The former vice president was giving me an advanced briefing on the speech that he delivered on Thursday, calling on the United States to behave like a great nation and actually do something real about its self-destructive and ultimately unsustainable reliance on carbon-based fuel for its 21st-century energy needs.
“I’m going to issue a strategic challenge that the United States of America set a goal of getting 100 percent of our electricity from renewable resources and carbon-constrained fuels within 10 years,” he said.
“One hundred percent?” I said.
“One hundred percent.”
Mr. Gore’s focus is primarily on solar, wind and geothermal energy. His belief is that a dramatic, wholesale transition to these abundant and renewable sources of energy is not just doable, but essential.
My view of Mr. Gore’s passionate engagement with some of the biggest issues of our time is that he is offering us the kind of vision and sense of urgency that has been so lacking in the presidential campaigns. But the tendency in a society that is skeptical, if not phobic, about anything progressive has been to dismiss his large ideas and wise counsel, as George H. W. Bush once did by deriding him as “ozone man.”
The naysayers will tell you that once again Al Gore is dreaming, that the costs of his visionary energy challenge are too high, the technological obstacles too tough, the timeline too short and the political lift much too heavy.
But that’s the thing about visionaries. They don’t imagine what’s easy. They imagine the benefits to be reaped once all the obstacles are overcome. Mr. Gore will tell you about the wind blowing through the corridor that stretches from Mexico to Canada, through the Plains states, and the tremendous amounts of electricity that would come from capturing the energy of that wind — enough to light up cities and towns from coast to coast.
“We need to make a big, massive, one-off investment to transform our energy infrastructure from one that relies on a dirty, expensive fuel to fuel that is free,” said Mr. Gore. “The sun and the wind and geothermal are not going to run out, and we don’t have to export them from the Persian Gulf, and they are not increasing in price.
“And since the only factor that controls the price is the efficiency and innovation that goes into the equipment that transforms it into electricity, once you start getting the scales that we’re anticipating, those systems come down in cost.”
The correct response to Mr. Gore’s proposal would be a rush to figure out ways to make it happen. Don’t hold your breath.
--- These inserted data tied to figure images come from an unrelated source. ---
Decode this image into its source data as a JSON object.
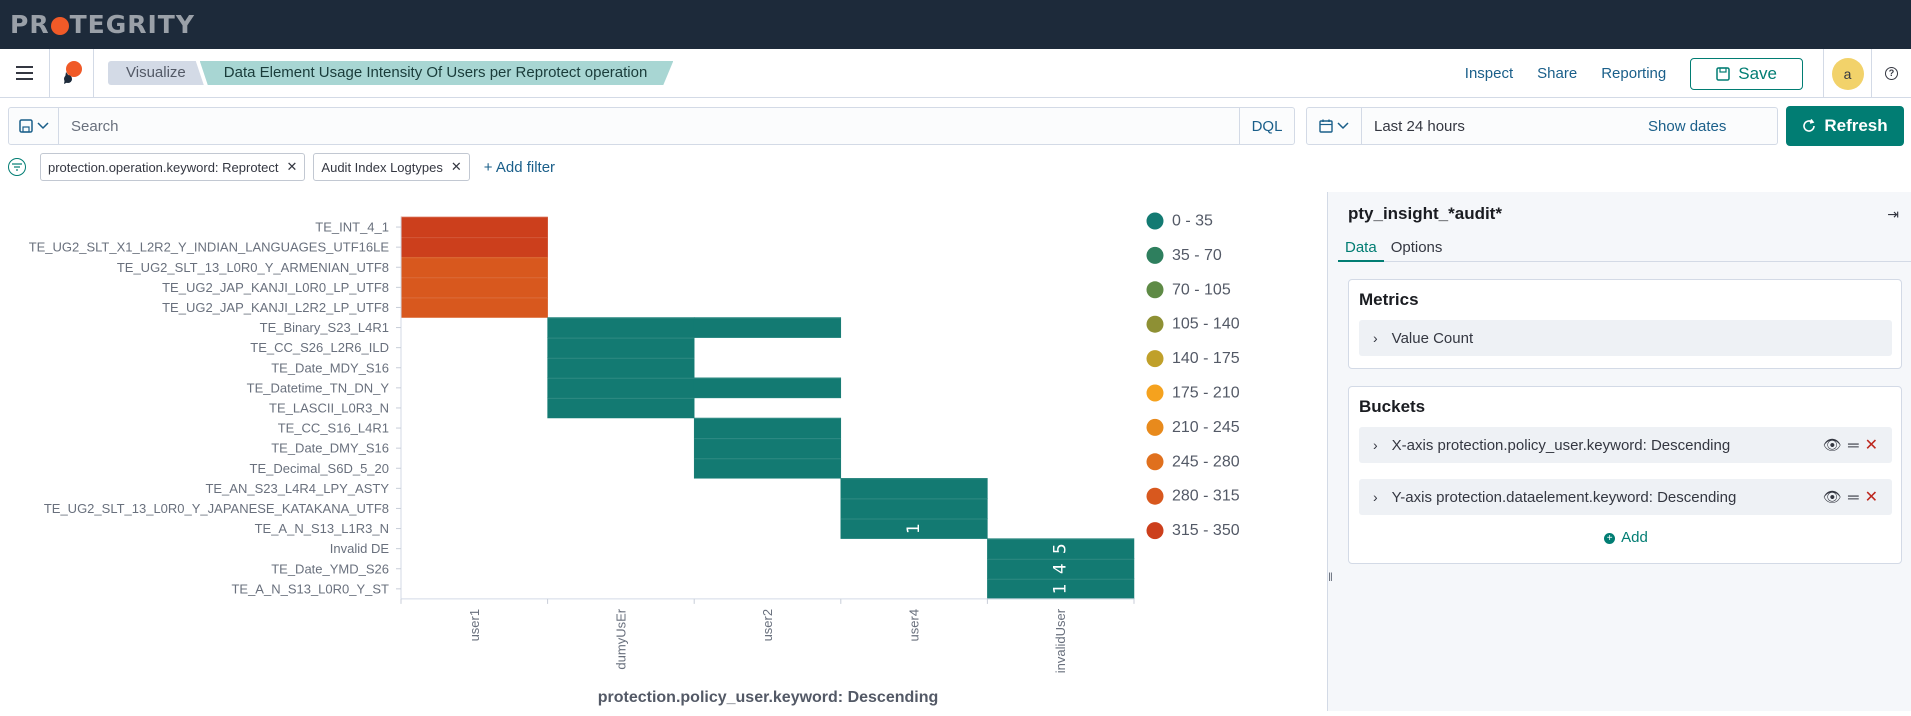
{
  "brand": {
    "logo_pre": "PR",
    "logo_post": "TEGRITY"
  },
  "nav": {
    "breadcrumbs": [
      "Visualize",
      "Data Element Usage Intensity Of Users per Reprotect operation"
    ],
    "inspect": "Inspect",
    "share": "Share",
    "reporting": "Reporting",
    "save": "Save",
    "avatar_initial": "a"
  },
  "query": {
    "placeholder": "Search",
    "language": "DQL",
    "time_range": "Last 24 hours",
    "show_dates": "Show dates",
    "refresh": "Refresh"
  },
  "filters": {
    "pills": [
      "protection.operation.keyword: Reprotect",
      "Audit Index Logtypes"
    ],
    "add_label": "+ Add filter"
  },
  "panel": {
    "index_pattern": "pty_insight_*audit*",
    "tabs": [
      "Data",
      "Options"
    ],
    "metrics_title": "Metrics",
    "metric_item": "Value Count",
    "buckets_title": "Buckets",
    "bucket_items": [
      "X-axis protection.policy_user.keyword: Descending",
      "Y-axis protection.dataelement.keyword: Descending"
    ],
    "add_label": "Add"
  },
  "chart_data": {
    "type": "heatmap",
    "xlabel": "protection.policy_user.keyword: Descending",
    "x": [
      "user1",
      "dumyUsEr",
      "user2",
      "user4",
      "invalidUser"
    ],
    "y": [
      "TE_INT_4_1",
      "TE_UG2_SLT_X1_L2R2_Y_INDIAN_LANGUAGES_UTF16LE",
      "TE_UG2_SLT_13_L0R0_Y_ARMENIAN_UTF8",
      "TE_UG2_JAP_KANJI_L0R0_LP_UTF8",
      "TE_UG2_JAP_KANJI_L2R2_LP_UTF8",
      "TE_Binary_S23_L4R1",
      "TE_CC_S26_L2R6_ILD",
      "TE_Date_MDY_S16",
      "TE_Datetime_TN_DN_Y",
      "TE_LASCII_L0R3_N",
      "TE_CC_S16_L4R1",
      "TE_Date_DMY_S16",
      "TE_Decimal_S6D_5_20",
      "TE_AN_S23_L4R4_LPY_ASTY",
      "TE_UG2_SLT_13_L0R0_Y_JAPANESE_KATAKANA_UTF8",
      "TE_A_N_S13_L1R3_N",
      "Invalid DE",
      "TE_Date_YMD_S26",
      "TE_A_N_S13_L0R0_Y_ST"
    ],
    "cells": [
      {
        "x": "user1",
        "y": "TE_INT_4_1",
        "value": 320
      },
      {
        "x": "user1",
        "y": "TE_UG2_SLT_X1_L2R2_Y_INDIAN_LANGUAGES_UTF16LE",
        "value": 320
      },
      {
        "x": "user1",
        "y": "TE_UG2_SLT_13_L0R0_Y_ARMENIAN_UTF8",
        "value": 290
      },
      {
        "x": "user1",
        "y": "TE_UG2_JAP_KANJI_L0R0_LP_UTF8",
        "value": 290
      },
      {
        "x": "user1",
        "y": "TE_UG2_JAP_KANJI_L2R2_LP_UTF8",
        "value": 290
      },
      {
        "x": "dumyUsEr",
        "y": "TE_Binary_S23_L4R1",
        "value": 10
      },
      {
        "x": "user2",
        "y": "TE_Binary_S23_L4R1",
        "value": 10
      },
      {
        "x": "dumyUsEr",
        "y": "TE_CC_S26_L2R6_ILD",
        "value": 10
      },
      {
        "x": "dumyUsEr",
        "y": "TE_Date_MDY_S16",
        "value": 10
      },
      {
        "x": "dumyUsEr",
        "y": "TE_Datetime_TN_DN_Y",
        "value": 10
      },
      {
        "x": "user2",
        "y": "TE_Datetime_TN_DN_Y",
        "value": 10
      },
      {
        "x": "dumyUsEr",
        "y": "TE_LASCII_L0R3_N",
        "value": 10
      },
      {
        "x": "user2",
        "y": "TE_CC_S16_L4R1",
        "value": 10
      },
      {
        "x": "user2",
        "y": "TE_Date_DMY_S16",
        "value": 10
      },
      {
        "x": "user2",
        "y": "TE_Decimal_S6D_5_20",
        "value": 10
      },
      {
        "x": "user4",
        "y": "TE_AN_S23_L4R4_LPY_ASTY",
        "value": 10
      },
      {
        "x": "user4",
        "y": "TE_UG2_SLT_13_L0R0_Y_JAPANESE_KATAKANA_UTF8",
        "value": 10
      },
      {
        "x": "user4",
        "y": "TE_A_N_S13_L1R3_N",
        "value": 1,
        "label": "1"
      },
      {
        "x": "invalidUser",
        "y": "Invalid DE",
        "value": 5,
        "label": "5"
      },
      {
        "x": "invalidUser",
        "y": "TE_Date_YMD_S26",
        "value": 4,
        "label": "4"
      },
      {
        "x": "invalidUser",
        "y": "TE_A_N_S13_L0R0_Y_ST",
        "value": 1,
        "label": "1"
      }
    ],
    "legend": [
      {
        "label": "0 - 35",
        "color": "#137a72"
      },
      {
        "label": "35 - 70",
        "color": "#2e7f5e"
      },
      {
        "label": "70 - 105",
        "color": "#5e8a45"
      },
      {
        "label": "105 - 140",
        "color": "#8e9034"
      },
      {
        "label": "140 - 175",
        "color": "#c0a02a"
      },
      {
        "label": "175 - 210",
        "color": "#f5a21e"
      },
      {
        "label": "210 - 245",
        "color": "#e88a1c"
      },
      {
        "label": "245 - 280",
        "color": "#e0701d"
      },
      {
        "label": "280 - 315",
        "color": "#d8581e"
      },
      {
        "label": "315 - 350",
        "color": "#cc3f1c"
      }
    ]
  }
}
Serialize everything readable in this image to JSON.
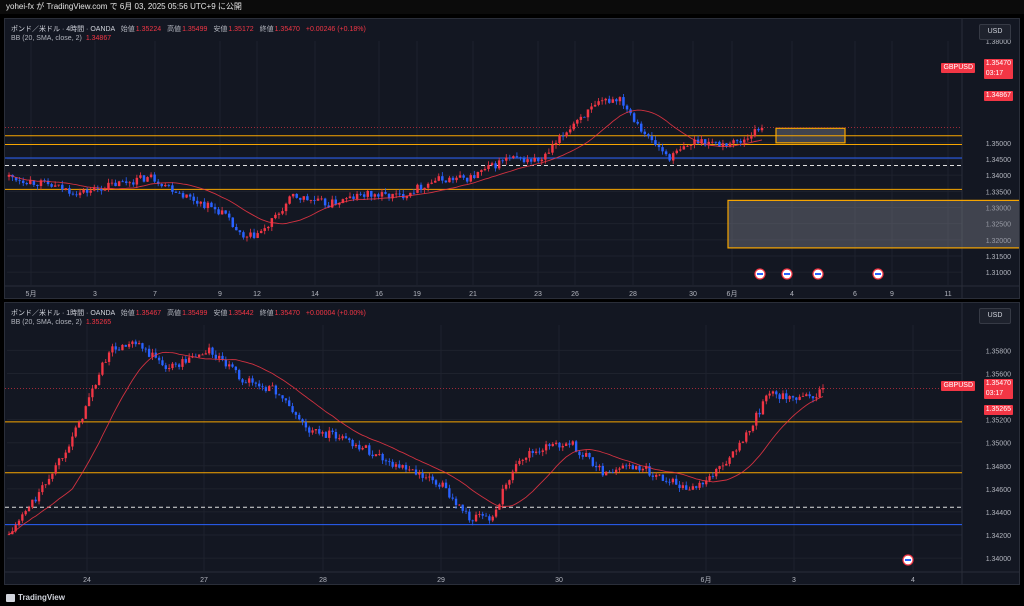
{
  "header": {
    "credit": "yohei-fx が TradingView.com で 6月 03, 2025 05:56 UTC+9 に公開"
  },
  "footer": {
    "brand": "TradingView"
  },
  "colors": {
    "bg": "#131722",
    "up": "#f23645",
    "down": "#2962ff",
    "grid": "#1e222d",
    "bb": "#f23645",
    "level": "#f7a600",
    "zone": "#787b86"
  },
  "panels": [
    {
      "title": "ポンド／米ドル · 4時間 · OANDA",
      "ohlc": [
        {
          "k": "始値",
          "v": "1.35224"
        },
        {
          "k": "高値",
          "v": "1.35499"
        },
        {
          "k": "安値",
          "v": "1.35172"
        },
        {
          "k": "終値",
          "v": "1.35470"
        }
      ],
      "change": "+0.00246 (+0.18%)",
      "indicator": {
        "name": "BB (20, SMA, close, 2)",
        "value": "1.34867"
      },
      "currency_button": "USD",
      "symbol_tag": "GBPUSD",
      "price_tag": "1.35470",
      "countdown": "03:17",
      "bb_tag": "1.34867"
    },
    {
      "title": "ポンド／米ドル · 1時間 · OANDA",
      "ohlc": [
        {
          "k": "始値",
          "v": "1.35467"
        },
        {
          "k": "高値",
          "v": "1.35499"
        },
        {
          "k": "安値",
          "v": "1.35442"
        },
        {
          "k": "終値",
          "v": "1.35470"
        }
      ],
      "change": "+0.00004 (+0.00%)",
      "indicator": {
        "name": "BB (20, SMA, close, 2)",
        "value": "1.35265"
      },
      "currency_button": "USD",
      "symbol_tag": "GBPUSD",
      "price_tag": "1.35470",
      "countdown": "03:17",
      "bb_tag": "1.35265"
    }
  ],
  "chart_data": [
    {
      "type": "candlestick",
      "title": "ポンド／米ドル · 4時間 · OANDA",
      "y_ticks": [
        "1.35000",
        "1.34500",
        "1.34000",
        "1.33500",
        "1.33000",
        "1.32500",
        "1.32000",
        "1.31500",
        "1.31000"
      ],
      "y_top_tick": "1.38000",
      "ylim": [
        1.3085,
        1.3815
      ],
      "x_ticks": [
        "5月",
        "3",
        "7",
        "9",
        "12",
        "14",
        "16",
        "19",
        "21",
        "23",
        "26",
        "28",
        "30",
        "6月",
        "4",
        "6",
        "9",
        "11"
      ],
      "anchors": [
        [
          0,
          1.3395
        ],
        [
          10,
          1.3372
        ],
        [
          20,
          1.3345
        ],
        [
          30,
          1.3372
        ],
        [
          40,
          1.3395
        ],
        [
          50,
          1.3335
        ],
        [
          60,
          1.3285
        ],
        [
          66,
          1.32
        ],
        [
          72,
          1.323
        ],
        [
          80,
          1.3335
        ],
        [
          90,
          1.331
        ],
        [
          100,
          1.334
        ],
        [
          110,
          1.3335
        ],
        [
          120,
          1.3385
        ],
        [
          130,
          1.3392
        ],
        [
          140,
          1.345
        ],
        [
          150,
          1.3445
        ],
        [
          160,
          1.3575
        ],
        [
          168,
          1.363
        ],
        [
          172,
          1.364
        ],
        [
          180,
          1.3515
        ],
        [
          186,
          1.3455
        ],
        [
          194,
          1.351
        ],
        [
          200,
          1.3495
        ],
        [
          206,
          1.3505
        ],
        [
          212,
          1.355
        ]
      ],
      "horizontal_levels": [
        1.3522,
        1.3495,
        1.3356
      ],
      "dashed_levels": [
        1.343,
        1.3453
      ],
      "zones": [
        [
          1.3545,
          1.35
        ],
        [
          1.3322,
          1.3175
        ]
      ],
      "last_price": 1.3547,
      "bb_value": 1.34867
    },
    {
      "type": "candlestick",
      "title": "ポンド／米ドル · 1時間 · OANDA",
      "y_ticks": [
        "1.35800",
        "1.35600",
        "1.35200",
        "1.35000",
        "1.34800",
        "1.34600",
        "1.34400",
        "1.34200",
        "1.34000"
      ],
      "ylim": [
        1.3394,
        1.3602
      ],
      "x_ticks": [
        "24",
        "27",
        "28",
        "29",
        "30",
        "6月",
        "3",
        "4"
      ],
      "anchors": [
        [
          0,
          1.342
        ],
        [
          10,
          1.346
        ],
        [
          20,
          1.351
        ],
        [
          30,
          1.358
        ],
        [
          38,
          1.3585
        ],
        [
          48,
          1.3565
        ],
        [
          60,
          1.358
        ],
        [
          70,
          1.3555
        ],
        [
          80,
          1.3545
        ],
        [
          90,
          1.351
        ],
        [
          100,
          1.3505
        ],
        [
          110,
          1.349
        ],
        [
          120,
          1.3475
        ],
        [
          130,
          1.3462
        ],
        [
          138,
          1.3435
        ],
        [
          145,
          1.3435
        ],
        [
          152,
          1.3485
        ],
        [
          160,
          1.3495
        ],
        [
          168,
          1.35
        ],
        [
          178,
          1.3475
        ],
        [
          188,
          1.348
        ],
        [
          196,
          1.347
        ],
        [
          204,
          1.346
        ],
        [
          212,
          1.3475
        ],
        [
          220,
          1.35
        ],
        [
          228,
          1.3545
        ],
        [
          236,
          1.3535
        ],
        [
          244,
          1.3545
        ]
      ],
      "horizontal_levels": [
        1.3518,
        1.3474
      ],
      "dashed_levels": [
        1.3444,
        1.3429
      ],
      "last_price": 1.3547,
      "bb_value": 1.35265
    }
  ]
}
When exactly was it that the U.S. became a can’t-do society? It wasn’t at the very beginning when 13 ragamuffin colonies went to war against the world’s mightiest empire. It wasn’t during World War II when Japan and Nazi Germany had to be fought simultaneously. It wasn’t in the postwar period that gave us the Marshall Plan and a robust G.I. Bill and the interstate highway system and the space program and the civil rights movement and the women’s movement and the greatest society the world had ever known.
When was it?
Now we can’t even lift New Orleans off its knees.
In his speech, delivered in Washington, Mr. Gore said: “We’re borrowing money from China to buy oil from the Persian Gulf to burn it in ways that destroy the planet.”
He described carbon-based fuel as the thread running through the global climate crisis, America’s economic woes and its most serious national security threats. He then asked: “What if we could use fuels that are not expensive, don’t cause pollution and are abundantly available right here at home?”
Americans are extremely anxious at the moment, and I think part of it has to do with a deeply unsettling feeling that the nation may not be up to the tremendous challenges it is facing. A recent poll by the Rockefeller Foundation and Time magazine that focused on economic issues found a deep pessimism running through respondents.
According to Margot Brandenburg, an official with the foundation, nearly half of 18- to 29-year-olds “feel that America’s best days are in the past.”
The moment is ripe for exactly the kind of challenge issued by Mr. Gore on Thursday. It doesn’t matter if his proposal is less than perfect, or can’t be realized within 10 years, or even it if is found to be deeply flawed. The goal is the thing.
The fetish for drilling for ever more oil is the perfect metaphor these days. The first thing you do when you find yourself in a hole is stop digging.